Australia's fund managers are becoming increasingly innovative in how they hold onto staff.
That's the key finding of a survey focused on the asset management sector, by Jon Michel Executive Search. According to Meredith Jordan, the consultant who conducted the survey, staff retention has risen to priority number one for most firms.
"It's such an intensely competitive market at the moment that there are lots of different firms working on this. They've got internal projects and on-site recruitment teams, all dedicated to managing and retaining their staff," Jordan says.
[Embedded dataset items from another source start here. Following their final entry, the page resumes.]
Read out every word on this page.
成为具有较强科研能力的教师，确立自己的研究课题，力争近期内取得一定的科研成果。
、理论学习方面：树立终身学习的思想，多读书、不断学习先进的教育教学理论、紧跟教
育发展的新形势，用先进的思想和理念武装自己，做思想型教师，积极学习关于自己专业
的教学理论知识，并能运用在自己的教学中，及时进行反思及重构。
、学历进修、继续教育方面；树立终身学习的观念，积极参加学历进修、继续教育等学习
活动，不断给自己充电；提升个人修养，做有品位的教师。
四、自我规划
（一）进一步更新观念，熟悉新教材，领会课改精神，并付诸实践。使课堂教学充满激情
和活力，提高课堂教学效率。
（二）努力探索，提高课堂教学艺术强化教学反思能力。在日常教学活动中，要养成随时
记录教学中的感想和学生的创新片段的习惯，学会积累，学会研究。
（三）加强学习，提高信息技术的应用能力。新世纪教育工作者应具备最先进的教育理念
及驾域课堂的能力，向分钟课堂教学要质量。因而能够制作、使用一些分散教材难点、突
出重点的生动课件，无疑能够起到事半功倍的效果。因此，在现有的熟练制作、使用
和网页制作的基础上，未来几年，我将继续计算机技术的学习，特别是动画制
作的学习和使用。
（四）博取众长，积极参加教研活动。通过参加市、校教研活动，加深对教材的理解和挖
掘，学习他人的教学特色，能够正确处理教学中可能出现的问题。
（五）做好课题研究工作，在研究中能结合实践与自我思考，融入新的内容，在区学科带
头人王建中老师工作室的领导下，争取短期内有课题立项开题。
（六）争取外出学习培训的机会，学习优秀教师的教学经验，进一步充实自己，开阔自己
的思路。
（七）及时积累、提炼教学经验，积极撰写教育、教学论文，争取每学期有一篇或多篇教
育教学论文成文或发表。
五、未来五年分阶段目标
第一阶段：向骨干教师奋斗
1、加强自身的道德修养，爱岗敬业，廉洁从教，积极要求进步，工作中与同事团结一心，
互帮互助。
What are firms doing exactly? Share and options schemes are reportedly becoming more popular, while vesting times for stock are being reduced from three to four years to one to two years, making stock a more 'tangible benefit', says Jordan.
She says that firms which can't offer stock are offering bigger cash bonuses, subject to their recipients reaching certain performance thresholds. There are also more sign-on bonuses, more guarantees, higher cash compensation, and a broader dispersal of bonus payments, to include more junior roles.
Companies are also being creative in bringing hires through their doors in the first place. Jordan says some are paying AU$10k to existing staff who refer friends. And there's more emphasis on flexible work - one fund manager offered a potential employee Friday afternoons off to encourage him to join.
Chandler Macleod senior consultant Jane Griffiths confirms the trend. She says options that vest over a three-year date following the start of employment are on the up, and more and more employees are able to work from home: "It's a great market for candidates - there really is a range of options available."